By the time America is at a point where it should be cutting budgets and reducing deficits, most of the tea baggers will have been rightfully cast out of public office (and hopefully banned from public discourse as well) and those still standing will be busy building bridges to nowhere again.
This week, The New York Times, boldly following in the footsteps of The Wall Street Journal, instituted a new "pay us or we take our ball and go home" policy.
Apparently rejecting the age old adage about no education in the second kick of mule, they appear to be going for their doctorate degrees in mule asswhuppins. One source close to the deliberations who was unnamed because he was not authorized to speak on behalf of the paper indicated that this change was made because the market has prematurely abandoned this business model. "Not only are we going to do this but we are also going to bring back the buggy whip, eight track tape players and videocassette recorders (beta).
Both the Journal and The Times have carefully sprinkled enough loopholes in their firewalls to twitter-pate readers with enough access such that they aren't supposed to notice that they are now charging readers hundreds of dollars for what used to be free. What is really strange is that Journal is mostly charging for the crap and leaving the actual news articles of value on the socialist side of the firewall. Go figure.

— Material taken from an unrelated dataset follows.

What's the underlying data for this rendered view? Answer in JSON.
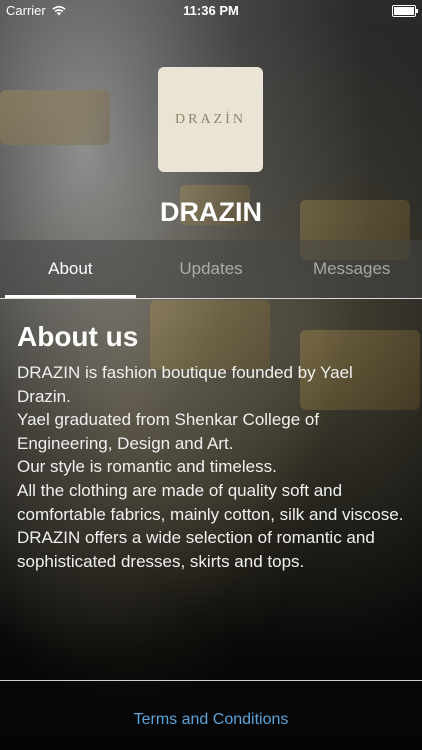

On a related note, The Washington Post, apparently eschewing the crass capitalism of paygo, is maintaining all of their content on the web free of charge, opting instead to drive their subscribers away by annoying the hell out of them with their new revised display format. Nothing is where it used to be anymore and all their writers, both the brand names and the up and coming nobodies apparently now all have the same access to be ignored by their inevitably diminishing reader base.